The vagaries of when reserved books show up brought me a
second “son’s-memoir-of-mom” within a week.
Unlike Will Schwalbe’s accomplished mother, however, Richard Russo’s
mother, Jean, struggles throughout her long life. Russo, from a young age, is her prop. After her gambler husband left the family, they
moved into her parents’ duplex in Gloverville, NY, the blue-collar tannery town
where Russo grows up. Although Jean has
a decent job in at GE in nearby Schenectady, she doesn’t have a car and has
never learned to drive. Throughout the
book, a major theme is her pride in “always living independently,” when in
truth, she leans upon her parents, her son, and to a certain extent, “the
kindness of strangers,” to maintain this fiction. Russo doesn’t sugar-coat the emotional and
financial difficulties of being her main support, and the real hardships it
causes him and his wife and daughters until her death. His relationship with his mother, and the
dying town of Gloverville (whose occupants are also dying of the diseases
caused by the industry that was its economic engine), has clearly shaped his
life and are reflected in many of his successful novels. It was, for me, a difficult book to
read. Can you imagine this: your mother urges you to apply to college in
distant Arizona rather than the perfectly adequate nearby SUNY branch, and then
it becomes clear why – she’s coming with you!

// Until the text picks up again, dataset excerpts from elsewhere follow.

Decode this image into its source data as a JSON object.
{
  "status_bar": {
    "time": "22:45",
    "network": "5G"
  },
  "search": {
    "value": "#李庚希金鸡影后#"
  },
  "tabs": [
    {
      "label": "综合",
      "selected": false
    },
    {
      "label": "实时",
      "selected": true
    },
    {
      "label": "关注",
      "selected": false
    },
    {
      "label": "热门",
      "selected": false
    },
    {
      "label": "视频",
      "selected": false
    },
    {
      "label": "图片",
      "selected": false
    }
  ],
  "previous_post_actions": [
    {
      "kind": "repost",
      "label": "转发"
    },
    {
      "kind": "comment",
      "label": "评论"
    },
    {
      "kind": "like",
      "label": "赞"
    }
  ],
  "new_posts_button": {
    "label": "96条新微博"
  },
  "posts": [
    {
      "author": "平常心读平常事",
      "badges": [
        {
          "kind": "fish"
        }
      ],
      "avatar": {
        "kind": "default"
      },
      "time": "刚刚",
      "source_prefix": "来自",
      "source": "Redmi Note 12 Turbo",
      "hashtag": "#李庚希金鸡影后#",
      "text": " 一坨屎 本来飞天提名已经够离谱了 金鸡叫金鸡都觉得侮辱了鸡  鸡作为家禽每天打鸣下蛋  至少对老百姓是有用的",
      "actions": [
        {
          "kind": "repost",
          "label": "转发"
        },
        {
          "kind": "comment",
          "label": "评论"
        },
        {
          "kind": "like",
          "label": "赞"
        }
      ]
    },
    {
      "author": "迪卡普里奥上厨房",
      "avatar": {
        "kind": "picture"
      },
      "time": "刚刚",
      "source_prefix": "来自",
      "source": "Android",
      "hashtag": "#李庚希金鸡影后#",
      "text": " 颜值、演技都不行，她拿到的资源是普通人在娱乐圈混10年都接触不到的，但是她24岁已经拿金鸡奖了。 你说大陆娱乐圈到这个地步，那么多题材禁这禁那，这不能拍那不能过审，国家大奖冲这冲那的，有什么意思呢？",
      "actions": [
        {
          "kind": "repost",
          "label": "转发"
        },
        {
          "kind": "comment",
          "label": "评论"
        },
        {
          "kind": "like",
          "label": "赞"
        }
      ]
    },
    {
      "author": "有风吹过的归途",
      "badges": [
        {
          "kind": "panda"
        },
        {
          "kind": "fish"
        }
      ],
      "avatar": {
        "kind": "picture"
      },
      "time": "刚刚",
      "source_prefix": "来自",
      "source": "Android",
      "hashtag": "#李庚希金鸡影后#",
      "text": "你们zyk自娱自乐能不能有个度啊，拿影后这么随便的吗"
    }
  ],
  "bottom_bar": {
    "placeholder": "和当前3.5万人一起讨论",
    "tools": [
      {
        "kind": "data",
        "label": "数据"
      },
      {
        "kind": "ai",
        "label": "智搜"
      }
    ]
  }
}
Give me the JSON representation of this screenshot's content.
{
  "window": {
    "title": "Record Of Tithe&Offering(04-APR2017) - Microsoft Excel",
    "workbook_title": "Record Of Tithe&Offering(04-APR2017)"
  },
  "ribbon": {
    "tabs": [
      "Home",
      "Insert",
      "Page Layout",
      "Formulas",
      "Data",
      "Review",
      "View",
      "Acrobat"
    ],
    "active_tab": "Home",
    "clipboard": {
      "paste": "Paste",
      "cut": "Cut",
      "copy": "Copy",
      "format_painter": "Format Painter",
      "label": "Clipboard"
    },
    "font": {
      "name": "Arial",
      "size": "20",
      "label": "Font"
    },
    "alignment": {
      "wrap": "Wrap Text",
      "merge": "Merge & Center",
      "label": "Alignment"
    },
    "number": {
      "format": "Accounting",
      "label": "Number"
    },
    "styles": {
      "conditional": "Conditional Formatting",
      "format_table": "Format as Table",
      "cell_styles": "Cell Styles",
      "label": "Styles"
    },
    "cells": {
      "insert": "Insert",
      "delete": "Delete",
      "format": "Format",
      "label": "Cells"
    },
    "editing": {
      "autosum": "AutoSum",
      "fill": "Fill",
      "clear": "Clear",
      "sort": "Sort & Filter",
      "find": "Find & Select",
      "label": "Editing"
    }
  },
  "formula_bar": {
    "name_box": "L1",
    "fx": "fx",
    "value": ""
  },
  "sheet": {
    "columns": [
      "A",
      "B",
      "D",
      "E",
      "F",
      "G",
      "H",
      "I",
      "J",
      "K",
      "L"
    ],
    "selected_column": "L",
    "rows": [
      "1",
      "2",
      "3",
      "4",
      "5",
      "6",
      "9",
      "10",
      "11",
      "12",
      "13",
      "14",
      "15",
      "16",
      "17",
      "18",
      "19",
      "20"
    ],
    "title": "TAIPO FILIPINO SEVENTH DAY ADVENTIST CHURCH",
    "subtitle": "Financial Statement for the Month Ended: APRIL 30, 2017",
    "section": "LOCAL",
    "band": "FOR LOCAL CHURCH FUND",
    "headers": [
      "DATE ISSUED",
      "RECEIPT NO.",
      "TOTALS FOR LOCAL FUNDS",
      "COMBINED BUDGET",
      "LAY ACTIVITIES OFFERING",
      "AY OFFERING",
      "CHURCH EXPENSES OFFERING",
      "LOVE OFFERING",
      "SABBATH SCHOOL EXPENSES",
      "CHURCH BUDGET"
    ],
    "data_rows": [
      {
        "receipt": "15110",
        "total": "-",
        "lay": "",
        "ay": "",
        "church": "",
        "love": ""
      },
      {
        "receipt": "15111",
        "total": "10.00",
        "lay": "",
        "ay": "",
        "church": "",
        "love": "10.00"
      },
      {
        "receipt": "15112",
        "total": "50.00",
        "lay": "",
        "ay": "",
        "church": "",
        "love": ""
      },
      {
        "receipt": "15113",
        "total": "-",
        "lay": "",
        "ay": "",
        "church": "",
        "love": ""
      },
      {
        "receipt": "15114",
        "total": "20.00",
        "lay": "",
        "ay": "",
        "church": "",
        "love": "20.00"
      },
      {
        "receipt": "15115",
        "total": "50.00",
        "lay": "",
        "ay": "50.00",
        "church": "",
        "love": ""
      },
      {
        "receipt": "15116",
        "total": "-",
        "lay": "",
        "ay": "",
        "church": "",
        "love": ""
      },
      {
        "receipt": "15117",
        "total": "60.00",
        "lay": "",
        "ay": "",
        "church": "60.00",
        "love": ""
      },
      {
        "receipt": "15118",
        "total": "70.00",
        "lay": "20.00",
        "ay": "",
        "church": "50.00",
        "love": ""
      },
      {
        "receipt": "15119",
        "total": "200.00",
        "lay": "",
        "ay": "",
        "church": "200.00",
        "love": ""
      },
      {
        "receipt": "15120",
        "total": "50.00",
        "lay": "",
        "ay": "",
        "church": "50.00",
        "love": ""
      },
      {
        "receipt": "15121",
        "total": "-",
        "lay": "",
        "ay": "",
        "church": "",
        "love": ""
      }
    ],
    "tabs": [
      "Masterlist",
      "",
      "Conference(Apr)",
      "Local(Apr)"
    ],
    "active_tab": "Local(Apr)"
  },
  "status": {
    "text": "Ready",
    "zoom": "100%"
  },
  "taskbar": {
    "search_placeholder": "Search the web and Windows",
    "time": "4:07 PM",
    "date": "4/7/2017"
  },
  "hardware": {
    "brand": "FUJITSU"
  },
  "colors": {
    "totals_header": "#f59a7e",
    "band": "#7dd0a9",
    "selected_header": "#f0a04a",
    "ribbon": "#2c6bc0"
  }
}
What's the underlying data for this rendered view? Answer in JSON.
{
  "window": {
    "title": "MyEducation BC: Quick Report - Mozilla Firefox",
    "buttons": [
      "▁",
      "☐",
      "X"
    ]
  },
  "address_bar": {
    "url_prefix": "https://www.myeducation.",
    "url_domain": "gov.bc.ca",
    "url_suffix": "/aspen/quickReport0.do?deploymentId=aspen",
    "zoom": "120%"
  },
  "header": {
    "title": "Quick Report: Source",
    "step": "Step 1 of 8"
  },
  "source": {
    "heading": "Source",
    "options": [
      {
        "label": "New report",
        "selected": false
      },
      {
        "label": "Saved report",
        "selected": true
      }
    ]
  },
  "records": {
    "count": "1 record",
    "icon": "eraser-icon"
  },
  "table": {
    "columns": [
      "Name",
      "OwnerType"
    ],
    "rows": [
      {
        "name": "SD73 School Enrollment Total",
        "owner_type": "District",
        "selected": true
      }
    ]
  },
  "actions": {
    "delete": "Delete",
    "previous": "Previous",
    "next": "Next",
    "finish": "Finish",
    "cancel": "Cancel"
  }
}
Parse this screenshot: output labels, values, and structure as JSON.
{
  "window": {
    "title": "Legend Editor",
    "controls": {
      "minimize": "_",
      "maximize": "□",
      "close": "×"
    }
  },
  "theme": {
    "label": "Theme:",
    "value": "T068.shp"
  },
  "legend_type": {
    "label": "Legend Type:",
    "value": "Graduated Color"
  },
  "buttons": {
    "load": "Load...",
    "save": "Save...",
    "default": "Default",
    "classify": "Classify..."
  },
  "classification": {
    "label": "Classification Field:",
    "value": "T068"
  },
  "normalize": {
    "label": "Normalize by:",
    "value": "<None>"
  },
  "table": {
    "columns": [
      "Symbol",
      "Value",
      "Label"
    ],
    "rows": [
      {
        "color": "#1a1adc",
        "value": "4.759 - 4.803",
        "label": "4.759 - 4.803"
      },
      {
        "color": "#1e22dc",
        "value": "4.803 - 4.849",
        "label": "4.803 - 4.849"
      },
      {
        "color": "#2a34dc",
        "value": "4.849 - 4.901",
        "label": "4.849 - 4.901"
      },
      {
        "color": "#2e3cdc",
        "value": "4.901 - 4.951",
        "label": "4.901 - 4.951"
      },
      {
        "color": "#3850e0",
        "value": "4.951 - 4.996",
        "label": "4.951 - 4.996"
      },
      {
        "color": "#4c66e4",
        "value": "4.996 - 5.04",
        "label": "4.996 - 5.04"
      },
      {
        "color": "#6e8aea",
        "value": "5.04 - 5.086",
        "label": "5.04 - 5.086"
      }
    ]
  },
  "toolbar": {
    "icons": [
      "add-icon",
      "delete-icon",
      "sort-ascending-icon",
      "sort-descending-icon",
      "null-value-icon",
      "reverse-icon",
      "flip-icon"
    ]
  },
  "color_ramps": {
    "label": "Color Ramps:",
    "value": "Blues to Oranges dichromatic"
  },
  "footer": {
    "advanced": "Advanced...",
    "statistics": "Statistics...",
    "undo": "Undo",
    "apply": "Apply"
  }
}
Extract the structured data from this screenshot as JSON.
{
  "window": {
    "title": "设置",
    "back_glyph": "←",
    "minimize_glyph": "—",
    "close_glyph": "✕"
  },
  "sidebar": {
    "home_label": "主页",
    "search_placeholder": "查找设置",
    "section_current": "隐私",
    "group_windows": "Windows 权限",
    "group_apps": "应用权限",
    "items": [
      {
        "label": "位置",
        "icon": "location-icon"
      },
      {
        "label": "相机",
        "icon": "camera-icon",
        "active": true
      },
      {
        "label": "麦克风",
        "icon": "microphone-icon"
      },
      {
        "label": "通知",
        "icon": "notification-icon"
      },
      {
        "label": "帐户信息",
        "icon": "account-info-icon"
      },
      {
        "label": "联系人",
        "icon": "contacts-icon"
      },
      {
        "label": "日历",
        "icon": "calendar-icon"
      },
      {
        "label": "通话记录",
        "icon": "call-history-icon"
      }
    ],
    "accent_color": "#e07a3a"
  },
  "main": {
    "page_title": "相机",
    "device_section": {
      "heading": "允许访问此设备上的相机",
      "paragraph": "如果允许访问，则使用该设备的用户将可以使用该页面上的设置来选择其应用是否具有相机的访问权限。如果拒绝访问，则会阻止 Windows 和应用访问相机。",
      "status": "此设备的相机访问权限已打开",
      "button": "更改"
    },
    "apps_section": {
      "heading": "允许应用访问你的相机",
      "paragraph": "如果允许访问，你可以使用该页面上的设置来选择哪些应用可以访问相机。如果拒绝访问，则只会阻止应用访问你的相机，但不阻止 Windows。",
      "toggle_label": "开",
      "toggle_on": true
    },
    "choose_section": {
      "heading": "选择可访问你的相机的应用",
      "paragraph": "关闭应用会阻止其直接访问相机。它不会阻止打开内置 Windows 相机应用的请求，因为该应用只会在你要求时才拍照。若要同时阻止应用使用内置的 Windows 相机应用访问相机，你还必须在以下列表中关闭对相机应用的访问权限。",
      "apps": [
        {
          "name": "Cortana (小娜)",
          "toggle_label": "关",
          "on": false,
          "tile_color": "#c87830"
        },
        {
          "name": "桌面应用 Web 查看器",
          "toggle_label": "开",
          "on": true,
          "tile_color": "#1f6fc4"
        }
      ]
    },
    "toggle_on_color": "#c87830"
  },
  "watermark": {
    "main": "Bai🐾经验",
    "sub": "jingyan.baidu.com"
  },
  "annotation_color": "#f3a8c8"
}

It is her attempt to escape Gloverville and is, of course, a dismal and devastating
failure, nearly bringing him down with her.
His love for his mother and his
frustration with her constant demands for his attention are at war within him
throughout the book. Only after her
death is he able to recognize what diagnosable mental problems she must have
had and how this untreated illness lead to her rather sad life. 246 pp.